NTSB investigators may not have traveled in support of this investigation and used data provided by various sources to prepare this aircraft accident report.
The flight instructor reported that, after getting in the airplane, he asked the student pilot how much fuel was in each tank. The student pilot replied that 21.5 gallons of fuel were in one tank and 20 gallons of fuel were in the other tank. The student pilot reported dipping a “fuel stick” into the fuel tanks during the preflight to check the fuel levels. Although the flight instructor noticed that the fuel quantity indicators showed that 20 gallons of fuel were in one tank and 15 gallons of fuel were in the other tank, he did not question the fuel discrepancy. A review of security camera video revealed that the flight instructor did not supervise the student pilot’s preflight inspection nor conduct a walk-around inspection.
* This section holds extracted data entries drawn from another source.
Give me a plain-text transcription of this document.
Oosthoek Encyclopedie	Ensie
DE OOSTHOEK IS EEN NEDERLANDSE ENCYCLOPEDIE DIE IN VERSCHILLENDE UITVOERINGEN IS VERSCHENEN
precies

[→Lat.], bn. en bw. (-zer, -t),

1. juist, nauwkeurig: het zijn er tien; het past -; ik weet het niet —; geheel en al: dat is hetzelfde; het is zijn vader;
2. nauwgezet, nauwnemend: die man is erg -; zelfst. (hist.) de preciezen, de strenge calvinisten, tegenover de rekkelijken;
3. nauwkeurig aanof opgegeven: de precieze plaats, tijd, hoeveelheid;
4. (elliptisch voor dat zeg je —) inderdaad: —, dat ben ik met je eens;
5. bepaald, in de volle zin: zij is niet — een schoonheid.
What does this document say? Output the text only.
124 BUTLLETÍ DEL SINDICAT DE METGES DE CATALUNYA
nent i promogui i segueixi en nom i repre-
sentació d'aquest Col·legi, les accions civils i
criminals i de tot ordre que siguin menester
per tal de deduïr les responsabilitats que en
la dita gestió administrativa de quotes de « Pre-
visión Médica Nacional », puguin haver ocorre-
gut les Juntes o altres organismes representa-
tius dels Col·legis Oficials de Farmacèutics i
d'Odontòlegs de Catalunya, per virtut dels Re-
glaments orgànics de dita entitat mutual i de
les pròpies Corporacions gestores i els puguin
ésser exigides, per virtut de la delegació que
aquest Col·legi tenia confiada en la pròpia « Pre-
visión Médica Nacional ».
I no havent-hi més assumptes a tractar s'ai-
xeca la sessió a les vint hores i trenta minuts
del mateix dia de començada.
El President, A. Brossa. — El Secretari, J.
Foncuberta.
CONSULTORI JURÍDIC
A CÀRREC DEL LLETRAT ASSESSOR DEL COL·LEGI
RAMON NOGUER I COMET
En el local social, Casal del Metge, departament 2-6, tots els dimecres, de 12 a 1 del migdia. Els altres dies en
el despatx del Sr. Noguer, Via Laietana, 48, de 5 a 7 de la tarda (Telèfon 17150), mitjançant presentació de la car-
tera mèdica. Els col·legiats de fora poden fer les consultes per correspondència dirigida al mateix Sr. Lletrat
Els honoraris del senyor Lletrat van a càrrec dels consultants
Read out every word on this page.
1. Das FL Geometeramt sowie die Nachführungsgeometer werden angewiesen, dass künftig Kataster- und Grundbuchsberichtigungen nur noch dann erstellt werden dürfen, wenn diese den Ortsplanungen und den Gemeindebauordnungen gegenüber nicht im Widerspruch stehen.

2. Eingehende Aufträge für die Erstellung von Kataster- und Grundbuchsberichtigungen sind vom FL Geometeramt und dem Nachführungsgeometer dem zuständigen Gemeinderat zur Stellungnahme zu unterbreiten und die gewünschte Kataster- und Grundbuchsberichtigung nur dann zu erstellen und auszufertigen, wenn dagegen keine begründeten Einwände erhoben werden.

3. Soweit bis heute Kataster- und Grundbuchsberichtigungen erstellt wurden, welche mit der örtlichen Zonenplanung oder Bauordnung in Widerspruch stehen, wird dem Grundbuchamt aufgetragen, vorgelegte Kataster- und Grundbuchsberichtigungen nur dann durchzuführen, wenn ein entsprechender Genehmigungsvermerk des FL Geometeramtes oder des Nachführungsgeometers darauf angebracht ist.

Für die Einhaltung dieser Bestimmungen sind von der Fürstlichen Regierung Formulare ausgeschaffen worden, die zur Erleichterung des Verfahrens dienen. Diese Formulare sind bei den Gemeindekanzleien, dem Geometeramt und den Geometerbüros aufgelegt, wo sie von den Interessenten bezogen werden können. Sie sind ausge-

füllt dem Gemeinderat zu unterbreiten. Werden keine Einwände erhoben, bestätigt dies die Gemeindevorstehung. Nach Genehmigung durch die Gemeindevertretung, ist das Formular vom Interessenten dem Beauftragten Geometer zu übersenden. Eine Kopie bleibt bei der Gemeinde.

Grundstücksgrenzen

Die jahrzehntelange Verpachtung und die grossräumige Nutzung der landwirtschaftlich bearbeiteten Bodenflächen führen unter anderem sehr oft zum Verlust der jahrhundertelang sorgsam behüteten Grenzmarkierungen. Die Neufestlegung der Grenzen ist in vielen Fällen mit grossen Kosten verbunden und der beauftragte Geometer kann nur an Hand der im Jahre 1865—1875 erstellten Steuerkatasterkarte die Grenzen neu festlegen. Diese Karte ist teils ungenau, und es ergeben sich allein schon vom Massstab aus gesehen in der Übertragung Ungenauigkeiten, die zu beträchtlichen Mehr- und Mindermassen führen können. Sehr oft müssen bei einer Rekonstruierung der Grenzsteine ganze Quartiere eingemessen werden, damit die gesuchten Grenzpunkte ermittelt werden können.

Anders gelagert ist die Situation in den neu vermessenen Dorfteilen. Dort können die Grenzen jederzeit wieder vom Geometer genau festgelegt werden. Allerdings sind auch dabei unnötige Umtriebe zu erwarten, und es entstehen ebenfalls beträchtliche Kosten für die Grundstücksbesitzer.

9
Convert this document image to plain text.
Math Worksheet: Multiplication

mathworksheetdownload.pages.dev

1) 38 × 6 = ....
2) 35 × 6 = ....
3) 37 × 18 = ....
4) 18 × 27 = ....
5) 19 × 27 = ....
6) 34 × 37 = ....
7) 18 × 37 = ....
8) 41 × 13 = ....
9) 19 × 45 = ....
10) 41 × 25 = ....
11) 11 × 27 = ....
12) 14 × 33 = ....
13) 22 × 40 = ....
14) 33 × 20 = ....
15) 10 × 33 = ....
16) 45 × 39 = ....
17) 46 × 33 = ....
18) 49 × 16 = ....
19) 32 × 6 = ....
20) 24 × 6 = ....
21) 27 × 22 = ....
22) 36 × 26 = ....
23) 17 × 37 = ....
After departure, the student pilot flew the airplane to another airport for a short- and soft-field training lesson. After 45 minutes of training, they departed for their home airport. Although the flight instructor noticed that the fuel gauges were reading low, he chose to continue the flight. Five miles north of the airport, the engine began sputtering, and the flight instructor took control of the airplane. He turned on the fuel pump and richened the fuel mixture, and the engine started running normally. He then decided to climb to get as much altitude as possible while continuing to fly to the airport. One minute later, the engine lost power. The flight instructor then unsuccessfully attempted to restart the engine. When he realized that the airplane would not make the runway, he decided to land in a field. During the approach and landing roll, the airplane struck power lines, and the right wing struck a tree and was substantially damaged.
Examination of the fuel tanks revealed that they were empty and that neither of them was breached. No evidence of fresh fuel staining or leakage was found above or below the wings or on the belly of the airplane. After adding 5 gallons of fuel to the left wing tank, the engine was started, and it ran normally. Examination of the fuel sticks used by the operator revealed that they did not have aircraft registration markings on them to verify if the correct fuel stick was onboard the correct aircraft and that one of the airplanes in the fleet with 20-gallon tanks had a 26.5-gallon fuel stick in the cockpit. It could not be determined whether the student pilot used the proper fuel stick during the preflight inspection. Examination of the operator’s fueling pad and parking ramp revealed that they were significantly sloped. Examination of its fueling and parking procedures also revealed that the airplanes were being parked and serviced with the fuel selector valves in the “both” position. According to the airplane manufacturer, the airplane should be parked in a wings-level, normal ground attitude with the fuel selector in the “left” or “right” position to ensure maximum fuel capacity and minimize cross-feeding when refueling.
The National Transportation Safety Board determines the probable cause(s) of this accident to be: A total loss of engine power due to fuel exhaustion. Contributing to the accident was the flight instructor’s failure to supervise the student’s preflight inspection, his inadequate fuel management and preflight and in-flight fuel planning, and the operator’s inadequate fueling policies and procedures.